Le donne che popolano quel mondo sono tutte creature agonizzanti, rattrappite e istupidite da una condizione che le vuole sottomesse e disprezzate. La società immaginata dalla Burdekin si è spinta così oltre che ormai l'unica relazione affettiva riconosciuta come degna per un maschio è quella con un suo pari. L'omosessualità nei popoli inferiori non viene punita, mentre è ai nazisti che viene richiesto, al di là delle proprie preferenze sessuali, di dare alla patria altri uomini.
Amare una donna è considerato non solo impossibile, ma una vera e propria bestemmia.
Del resto, in una società dichiaratamente maschilista la donna non può che venire relegata a compiti marginali.
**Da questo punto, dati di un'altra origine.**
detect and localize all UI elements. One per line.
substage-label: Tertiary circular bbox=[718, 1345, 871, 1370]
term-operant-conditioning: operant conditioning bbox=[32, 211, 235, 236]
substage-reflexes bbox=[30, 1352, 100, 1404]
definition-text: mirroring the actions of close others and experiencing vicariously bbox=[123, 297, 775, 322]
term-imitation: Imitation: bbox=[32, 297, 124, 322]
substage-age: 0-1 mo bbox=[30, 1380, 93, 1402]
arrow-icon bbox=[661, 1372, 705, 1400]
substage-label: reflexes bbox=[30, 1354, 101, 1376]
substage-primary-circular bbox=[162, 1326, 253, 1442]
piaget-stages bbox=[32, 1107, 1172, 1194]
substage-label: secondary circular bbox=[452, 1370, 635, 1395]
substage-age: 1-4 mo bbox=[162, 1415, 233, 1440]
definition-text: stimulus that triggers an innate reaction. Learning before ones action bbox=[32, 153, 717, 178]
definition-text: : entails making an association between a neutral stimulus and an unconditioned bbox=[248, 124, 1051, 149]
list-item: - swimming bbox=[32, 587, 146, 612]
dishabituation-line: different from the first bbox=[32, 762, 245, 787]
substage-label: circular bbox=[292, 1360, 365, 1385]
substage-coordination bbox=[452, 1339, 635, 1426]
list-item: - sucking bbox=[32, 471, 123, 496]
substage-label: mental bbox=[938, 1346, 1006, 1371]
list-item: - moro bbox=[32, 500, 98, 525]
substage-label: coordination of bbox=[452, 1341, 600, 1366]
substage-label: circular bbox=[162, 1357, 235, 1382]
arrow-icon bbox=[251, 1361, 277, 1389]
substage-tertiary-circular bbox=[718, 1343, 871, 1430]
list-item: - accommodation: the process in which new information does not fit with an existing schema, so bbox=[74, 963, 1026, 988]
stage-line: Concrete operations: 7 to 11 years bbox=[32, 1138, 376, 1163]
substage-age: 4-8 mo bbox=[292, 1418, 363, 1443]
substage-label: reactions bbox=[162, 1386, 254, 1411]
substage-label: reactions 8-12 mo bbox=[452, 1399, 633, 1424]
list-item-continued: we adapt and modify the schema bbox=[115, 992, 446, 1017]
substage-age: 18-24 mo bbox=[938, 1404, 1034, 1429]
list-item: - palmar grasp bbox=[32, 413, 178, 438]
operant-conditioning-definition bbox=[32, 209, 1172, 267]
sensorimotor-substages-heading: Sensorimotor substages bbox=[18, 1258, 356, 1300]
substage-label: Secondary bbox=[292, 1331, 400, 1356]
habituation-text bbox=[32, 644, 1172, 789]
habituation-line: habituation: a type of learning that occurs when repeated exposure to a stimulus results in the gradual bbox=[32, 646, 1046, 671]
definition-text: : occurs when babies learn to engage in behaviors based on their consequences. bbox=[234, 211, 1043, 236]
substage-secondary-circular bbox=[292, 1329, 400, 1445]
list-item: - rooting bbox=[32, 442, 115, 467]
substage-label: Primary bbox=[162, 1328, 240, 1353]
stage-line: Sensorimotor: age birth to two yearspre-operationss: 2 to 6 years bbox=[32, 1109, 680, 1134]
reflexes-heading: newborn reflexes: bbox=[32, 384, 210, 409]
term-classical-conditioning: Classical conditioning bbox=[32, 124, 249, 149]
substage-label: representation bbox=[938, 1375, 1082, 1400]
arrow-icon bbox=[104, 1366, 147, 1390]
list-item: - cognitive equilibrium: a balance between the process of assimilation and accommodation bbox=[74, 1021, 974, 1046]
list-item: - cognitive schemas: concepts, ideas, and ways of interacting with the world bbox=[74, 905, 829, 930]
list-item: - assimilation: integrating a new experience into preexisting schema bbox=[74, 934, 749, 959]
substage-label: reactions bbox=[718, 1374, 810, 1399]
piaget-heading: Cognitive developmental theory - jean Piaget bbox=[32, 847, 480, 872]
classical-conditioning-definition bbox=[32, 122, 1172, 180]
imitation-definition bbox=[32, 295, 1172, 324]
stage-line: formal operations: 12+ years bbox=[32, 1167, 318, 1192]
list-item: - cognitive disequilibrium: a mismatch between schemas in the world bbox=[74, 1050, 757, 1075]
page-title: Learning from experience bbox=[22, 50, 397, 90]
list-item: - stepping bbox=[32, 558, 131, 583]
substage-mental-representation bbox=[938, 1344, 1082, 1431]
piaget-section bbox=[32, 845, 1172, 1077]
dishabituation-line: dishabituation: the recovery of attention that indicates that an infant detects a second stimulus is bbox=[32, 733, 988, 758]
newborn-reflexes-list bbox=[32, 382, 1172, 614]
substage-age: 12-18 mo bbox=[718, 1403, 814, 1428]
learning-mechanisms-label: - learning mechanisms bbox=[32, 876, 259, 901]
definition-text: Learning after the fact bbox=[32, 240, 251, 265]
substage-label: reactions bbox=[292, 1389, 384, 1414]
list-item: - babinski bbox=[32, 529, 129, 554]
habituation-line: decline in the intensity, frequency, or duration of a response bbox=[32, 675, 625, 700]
È talmente ritenuta inutile la presenza del genere femminile che si sta verificando un pericoloso squilibrio demografico e, nel perfetto impero nazista, nascono sempre meno bambine.
È in questo clima di puro disprezzo per il genere femminile, in questo mondo svuotato e idiota dove non ci sono libri, manca la fantasia e solo la musica sopravvive; dove non esiste più creazione, perché la creazione è stata annientata nel momento stesso in cui si è deciso di estirpare dall'uomo sentimenti e capacità di immaginazione, che si sviluppa la storia di Alfred.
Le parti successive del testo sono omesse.